What Investors Need to Know About Property Tax Laws

What Are Property Tax Laws?

Taxes are confusing, politically charged, and seem to change every time someone new comes into power. In the case of property taxes, the IRS regulations surrounding them seem to be endless. However, if property investors don’t follow these laws, they can face severe consequences from the federal government.

 

A property investor must report any income they receive relating to their properties on their tax returns. To do so, the investor must know what types of income he or she must report and what deductions he or she is able to take away.

 

Income Reporting

Property investors must report any income they have received during the fiscal year from their properties on an IRS tax return.
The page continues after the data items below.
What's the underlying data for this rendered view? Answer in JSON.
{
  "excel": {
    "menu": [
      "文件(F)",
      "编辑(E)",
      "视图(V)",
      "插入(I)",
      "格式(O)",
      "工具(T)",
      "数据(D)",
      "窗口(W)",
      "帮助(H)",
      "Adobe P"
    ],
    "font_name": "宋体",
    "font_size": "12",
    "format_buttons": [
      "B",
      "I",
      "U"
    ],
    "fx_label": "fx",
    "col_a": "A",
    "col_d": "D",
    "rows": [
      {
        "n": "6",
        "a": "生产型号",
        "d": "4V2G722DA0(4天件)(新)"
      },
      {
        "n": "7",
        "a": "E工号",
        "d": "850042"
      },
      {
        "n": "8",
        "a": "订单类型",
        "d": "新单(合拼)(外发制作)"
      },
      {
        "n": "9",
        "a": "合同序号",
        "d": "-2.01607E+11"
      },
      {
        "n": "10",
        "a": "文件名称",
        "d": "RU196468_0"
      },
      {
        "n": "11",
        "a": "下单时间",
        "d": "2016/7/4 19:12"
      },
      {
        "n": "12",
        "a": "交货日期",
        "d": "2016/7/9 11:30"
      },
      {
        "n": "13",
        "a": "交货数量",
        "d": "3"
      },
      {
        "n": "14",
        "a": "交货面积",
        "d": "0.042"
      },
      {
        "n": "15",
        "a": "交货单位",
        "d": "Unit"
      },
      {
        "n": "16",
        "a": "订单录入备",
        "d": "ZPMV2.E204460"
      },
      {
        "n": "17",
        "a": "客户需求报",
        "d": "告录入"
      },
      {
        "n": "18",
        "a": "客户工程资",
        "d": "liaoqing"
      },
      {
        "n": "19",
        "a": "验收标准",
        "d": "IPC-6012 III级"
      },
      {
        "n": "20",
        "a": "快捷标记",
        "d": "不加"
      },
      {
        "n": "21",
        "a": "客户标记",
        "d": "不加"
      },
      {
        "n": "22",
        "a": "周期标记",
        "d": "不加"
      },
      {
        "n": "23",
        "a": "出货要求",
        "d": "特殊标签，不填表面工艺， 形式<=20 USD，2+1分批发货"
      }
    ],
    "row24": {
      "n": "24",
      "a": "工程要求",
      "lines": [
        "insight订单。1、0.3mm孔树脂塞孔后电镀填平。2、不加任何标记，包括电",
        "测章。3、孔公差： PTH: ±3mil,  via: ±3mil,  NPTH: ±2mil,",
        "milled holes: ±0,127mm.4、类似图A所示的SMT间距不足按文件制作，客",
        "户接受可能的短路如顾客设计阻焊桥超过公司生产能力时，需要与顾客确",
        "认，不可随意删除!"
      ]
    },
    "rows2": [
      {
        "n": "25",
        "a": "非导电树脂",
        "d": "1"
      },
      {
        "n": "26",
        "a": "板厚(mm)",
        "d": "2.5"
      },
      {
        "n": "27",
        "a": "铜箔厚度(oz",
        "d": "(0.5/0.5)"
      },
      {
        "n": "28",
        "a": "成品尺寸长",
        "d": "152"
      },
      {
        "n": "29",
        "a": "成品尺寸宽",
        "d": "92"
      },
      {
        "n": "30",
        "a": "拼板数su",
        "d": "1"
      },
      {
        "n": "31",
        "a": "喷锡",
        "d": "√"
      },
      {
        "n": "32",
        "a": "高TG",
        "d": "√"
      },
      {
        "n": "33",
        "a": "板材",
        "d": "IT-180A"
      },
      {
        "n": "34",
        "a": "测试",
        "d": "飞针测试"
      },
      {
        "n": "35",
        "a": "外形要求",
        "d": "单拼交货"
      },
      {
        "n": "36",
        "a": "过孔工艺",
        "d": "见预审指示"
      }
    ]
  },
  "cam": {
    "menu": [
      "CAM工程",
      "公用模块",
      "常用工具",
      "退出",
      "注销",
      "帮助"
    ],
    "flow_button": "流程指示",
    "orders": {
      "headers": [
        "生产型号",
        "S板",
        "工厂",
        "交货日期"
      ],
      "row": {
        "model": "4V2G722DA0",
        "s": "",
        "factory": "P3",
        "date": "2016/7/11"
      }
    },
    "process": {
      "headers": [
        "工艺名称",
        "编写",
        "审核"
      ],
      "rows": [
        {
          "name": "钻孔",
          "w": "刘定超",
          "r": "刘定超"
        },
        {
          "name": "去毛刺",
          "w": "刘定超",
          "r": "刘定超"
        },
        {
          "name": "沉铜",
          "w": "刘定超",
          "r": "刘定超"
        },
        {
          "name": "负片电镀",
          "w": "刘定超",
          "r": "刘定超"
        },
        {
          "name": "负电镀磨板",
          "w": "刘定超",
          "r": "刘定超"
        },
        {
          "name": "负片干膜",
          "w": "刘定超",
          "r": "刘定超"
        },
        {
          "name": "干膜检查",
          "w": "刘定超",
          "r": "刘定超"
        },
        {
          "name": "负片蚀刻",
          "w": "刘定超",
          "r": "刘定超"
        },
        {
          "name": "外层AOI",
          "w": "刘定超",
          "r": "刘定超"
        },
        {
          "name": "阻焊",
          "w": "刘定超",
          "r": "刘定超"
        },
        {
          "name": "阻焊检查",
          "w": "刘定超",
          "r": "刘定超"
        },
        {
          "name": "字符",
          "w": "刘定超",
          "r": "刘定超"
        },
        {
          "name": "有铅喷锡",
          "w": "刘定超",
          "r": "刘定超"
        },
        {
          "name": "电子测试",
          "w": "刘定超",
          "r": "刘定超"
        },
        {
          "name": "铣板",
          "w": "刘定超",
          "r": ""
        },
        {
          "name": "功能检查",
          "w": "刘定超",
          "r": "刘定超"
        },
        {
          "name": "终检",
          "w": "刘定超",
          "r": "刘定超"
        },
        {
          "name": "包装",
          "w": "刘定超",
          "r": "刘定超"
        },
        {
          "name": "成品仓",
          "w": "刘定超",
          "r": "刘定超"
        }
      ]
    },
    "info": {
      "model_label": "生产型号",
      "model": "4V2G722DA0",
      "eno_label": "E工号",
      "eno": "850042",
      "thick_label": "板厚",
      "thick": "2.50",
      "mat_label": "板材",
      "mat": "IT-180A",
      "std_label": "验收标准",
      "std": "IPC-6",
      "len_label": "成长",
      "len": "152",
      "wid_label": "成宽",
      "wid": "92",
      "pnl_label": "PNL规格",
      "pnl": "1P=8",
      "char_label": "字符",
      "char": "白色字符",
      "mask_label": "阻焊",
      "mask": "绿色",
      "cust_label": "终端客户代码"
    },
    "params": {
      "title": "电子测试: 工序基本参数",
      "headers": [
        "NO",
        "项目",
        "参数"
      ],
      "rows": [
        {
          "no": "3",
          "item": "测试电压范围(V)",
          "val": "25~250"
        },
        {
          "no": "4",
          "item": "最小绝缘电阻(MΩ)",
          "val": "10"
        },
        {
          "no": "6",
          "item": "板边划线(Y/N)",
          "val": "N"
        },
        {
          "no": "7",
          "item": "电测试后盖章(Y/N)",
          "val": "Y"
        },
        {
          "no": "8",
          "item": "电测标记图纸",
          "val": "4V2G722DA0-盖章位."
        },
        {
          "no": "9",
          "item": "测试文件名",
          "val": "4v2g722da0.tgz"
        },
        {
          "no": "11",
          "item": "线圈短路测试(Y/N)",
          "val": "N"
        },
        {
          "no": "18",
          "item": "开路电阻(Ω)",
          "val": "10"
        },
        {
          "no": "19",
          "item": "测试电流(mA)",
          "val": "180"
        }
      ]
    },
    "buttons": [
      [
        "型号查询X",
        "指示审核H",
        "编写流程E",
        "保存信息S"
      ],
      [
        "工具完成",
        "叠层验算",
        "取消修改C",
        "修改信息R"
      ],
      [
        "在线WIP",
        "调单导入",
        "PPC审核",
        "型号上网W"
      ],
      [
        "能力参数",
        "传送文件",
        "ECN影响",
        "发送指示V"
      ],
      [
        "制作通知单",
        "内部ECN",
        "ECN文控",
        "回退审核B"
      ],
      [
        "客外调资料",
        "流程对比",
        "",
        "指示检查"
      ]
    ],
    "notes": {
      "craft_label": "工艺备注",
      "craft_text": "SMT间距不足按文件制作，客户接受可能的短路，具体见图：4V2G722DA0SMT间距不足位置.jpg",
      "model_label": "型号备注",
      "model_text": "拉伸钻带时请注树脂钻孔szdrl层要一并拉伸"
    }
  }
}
This income includes:

 

  • Rent
  • Expense reimbursements
  • Insurance payouts

 

Bonds Property investors must save documentation to prove this income, including receipts, invoices, and bank account deposits. The higher the income, the higher amount of taxes an investor must pay. Claiming property expenses as deductions can help bring these tax costs down.

 

What Are Deductions?

Before investors report their income to the IRS, they need to know the deductions for which they are eligible. These property deductions must include documentation that proves the investor spent this money on the property and not for other purposes. It is a crime to claiming ineligible or false deductibles to bring tax costs down.

 

Luckily, property investors can deduct nearly all their property expenses on their tax returns. Common deductibles a property investor can claim include:

 

  • Mortgage interest
  • Property management costs
  • Mileage used to drive to and from properties
  • Professional services, such as a lawyer, accountant, or on-site property manager
  • Depreciation
  • Property damage from a tenant

 

If a property investor lives in one of his or her properties or works from home, he or she can claim expenses such as utilities, internet connection, electricity, and other operation necessities as deductions. It’s important for investors to keep track of all their income sources, expenses, and business operations. Sometimes investors will discover the most unexpected costs they can claim as deductions, reducing the income on which they must pay taxes.

 

Not all expenses are eligible for deductions. A property investor may not claim the following expenses as deductibles:

 

  • Costs incurred prior to owning the property, such as environmental assessments and extermination services
  • Damages incurred prior to owning the property, such as plumbing repairs or window replacement

 

Changing Policies

Property tax laws are subject to federal government policies. Tax laws often change when different political parties come into power. Theoretically, property tax laws in 2018 can look quite different in 2022. For this reason, it is vital for property investors to stay informed on politics and changing tax policies.

 

Hire a Professional

Tax laws are complicated and breaking these laws, intentional or not, can result in severe fines or even jail time. Savvy property investors enlist the help of a certified accountant or financial professional to help them prepare for tax season.